MAROC
19/06/2019 17h:34 CET

Affaire Khashoggi: Le prince MBS mis en cause dans une enquête de l'ONU

Selon l'enquête, plusieurs preuves crédibles incriminent des officiels saoudiens et le prince héritier d'Arabie saoudite.

Australian Associated Press

ARABIE SAOUDITE - L’affaire du journaliste disparu Jamal Khashoggi n’a pas fini de secouer la communauté internationale.
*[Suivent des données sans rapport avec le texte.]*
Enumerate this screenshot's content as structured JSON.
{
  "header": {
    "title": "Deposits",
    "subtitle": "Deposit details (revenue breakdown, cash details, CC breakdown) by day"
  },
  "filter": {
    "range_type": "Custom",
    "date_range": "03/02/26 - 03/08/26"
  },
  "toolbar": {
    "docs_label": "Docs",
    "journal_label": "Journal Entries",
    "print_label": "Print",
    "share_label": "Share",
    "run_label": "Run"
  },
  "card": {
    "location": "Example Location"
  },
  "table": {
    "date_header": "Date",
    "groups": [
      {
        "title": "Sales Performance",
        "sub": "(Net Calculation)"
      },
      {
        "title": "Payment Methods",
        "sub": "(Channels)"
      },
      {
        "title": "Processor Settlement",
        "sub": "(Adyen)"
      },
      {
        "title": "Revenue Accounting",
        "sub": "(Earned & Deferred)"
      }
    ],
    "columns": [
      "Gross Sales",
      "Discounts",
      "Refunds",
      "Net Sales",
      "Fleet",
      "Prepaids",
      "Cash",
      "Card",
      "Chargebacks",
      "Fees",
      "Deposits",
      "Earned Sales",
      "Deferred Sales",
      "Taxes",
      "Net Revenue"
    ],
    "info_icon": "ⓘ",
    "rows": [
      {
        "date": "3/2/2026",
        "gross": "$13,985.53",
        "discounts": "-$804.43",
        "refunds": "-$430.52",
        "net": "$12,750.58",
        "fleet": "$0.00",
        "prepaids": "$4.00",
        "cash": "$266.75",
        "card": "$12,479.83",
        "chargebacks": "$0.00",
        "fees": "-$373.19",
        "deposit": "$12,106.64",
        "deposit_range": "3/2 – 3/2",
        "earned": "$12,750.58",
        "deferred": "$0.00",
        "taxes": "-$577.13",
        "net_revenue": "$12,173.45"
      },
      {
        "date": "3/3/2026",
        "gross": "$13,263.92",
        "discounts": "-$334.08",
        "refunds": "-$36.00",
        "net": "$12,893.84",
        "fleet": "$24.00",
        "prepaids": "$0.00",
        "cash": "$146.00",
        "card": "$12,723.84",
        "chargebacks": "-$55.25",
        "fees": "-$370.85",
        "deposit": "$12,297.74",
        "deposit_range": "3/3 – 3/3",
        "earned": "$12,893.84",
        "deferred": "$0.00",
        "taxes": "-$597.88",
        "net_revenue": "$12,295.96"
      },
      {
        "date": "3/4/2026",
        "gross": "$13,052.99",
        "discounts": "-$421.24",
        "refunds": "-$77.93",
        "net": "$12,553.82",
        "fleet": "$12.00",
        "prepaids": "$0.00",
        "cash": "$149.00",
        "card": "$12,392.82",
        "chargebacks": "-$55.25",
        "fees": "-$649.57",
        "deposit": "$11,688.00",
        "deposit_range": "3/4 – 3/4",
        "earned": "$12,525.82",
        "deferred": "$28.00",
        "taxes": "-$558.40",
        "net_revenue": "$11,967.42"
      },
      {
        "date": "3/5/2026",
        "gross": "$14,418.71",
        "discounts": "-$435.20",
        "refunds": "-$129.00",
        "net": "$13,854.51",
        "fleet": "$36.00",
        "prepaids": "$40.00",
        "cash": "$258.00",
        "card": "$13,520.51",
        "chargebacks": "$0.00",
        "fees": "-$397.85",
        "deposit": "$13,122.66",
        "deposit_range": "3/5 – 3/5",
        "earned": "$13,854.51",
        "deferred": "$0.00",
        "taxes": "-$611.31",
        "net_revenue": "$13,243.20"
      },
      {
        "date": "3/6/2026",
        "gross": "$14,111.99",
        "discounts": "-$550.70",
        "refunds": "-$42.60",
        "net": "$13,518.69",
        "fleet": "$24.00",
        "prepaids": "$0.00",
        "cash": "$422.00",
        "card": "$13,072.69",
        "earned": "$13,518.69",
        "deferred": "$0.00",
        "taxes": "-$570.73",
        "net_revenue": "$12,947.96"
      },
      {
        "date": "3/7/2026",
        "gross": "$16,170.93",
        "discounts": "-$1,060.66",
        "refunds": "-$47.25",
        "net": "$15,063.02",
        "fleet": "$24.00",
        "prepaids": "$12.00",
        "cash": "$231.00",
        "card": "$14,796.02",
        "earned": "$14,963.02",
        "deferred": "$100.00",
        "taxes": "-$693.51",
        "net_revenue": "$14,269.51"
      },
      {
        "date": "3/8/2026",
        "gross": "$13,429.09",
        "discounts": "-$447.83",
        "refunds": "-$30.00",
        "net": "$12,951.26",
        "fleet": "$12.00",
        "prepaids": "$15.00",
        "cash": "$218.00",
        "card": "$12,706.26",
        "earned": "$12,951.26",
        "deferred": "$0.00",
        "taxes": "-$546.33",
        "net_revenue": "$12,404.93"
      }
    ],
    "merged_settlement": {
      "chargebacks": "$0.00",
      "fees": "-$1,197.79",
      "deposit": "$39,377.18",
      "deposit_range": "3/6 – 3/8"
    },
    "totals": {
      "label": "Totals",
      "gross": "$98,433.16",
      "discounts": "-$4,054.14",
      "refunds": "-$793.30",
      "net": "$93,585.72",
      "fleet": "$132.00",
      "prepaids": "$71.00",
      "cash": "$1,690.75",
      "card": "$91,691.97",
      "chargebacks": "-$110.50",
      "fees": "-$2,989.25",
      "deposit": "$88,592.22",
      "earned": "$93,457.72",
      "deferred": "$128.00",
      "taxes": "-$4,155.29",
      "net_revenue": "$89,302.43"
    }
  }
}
Dans son rapport au conseil des droits de l’homme des Nations unies, la rapporteure spéciale, Agnès Callamard, appelle le secrétaire général de l’ONU à “ouvrir une enquête pénale” sur Mohammed Bin Salman. 

Après six mois d’enquête, Agnès Callamard, spécialiste de l’ONU sur les exécutions extrajudiciaires est formelle: “M. Khashoggi a été la victime d’une exécution délibérée, préméditée, d’une exécution extrajudiciaire dont l’Etat d’Arabie saoudite est responsable en regard du droit international lié aux droits de l’homme”, écrit-t-elle dans son rapport publié ce mercredi par l’ONU, indique l’AFP. 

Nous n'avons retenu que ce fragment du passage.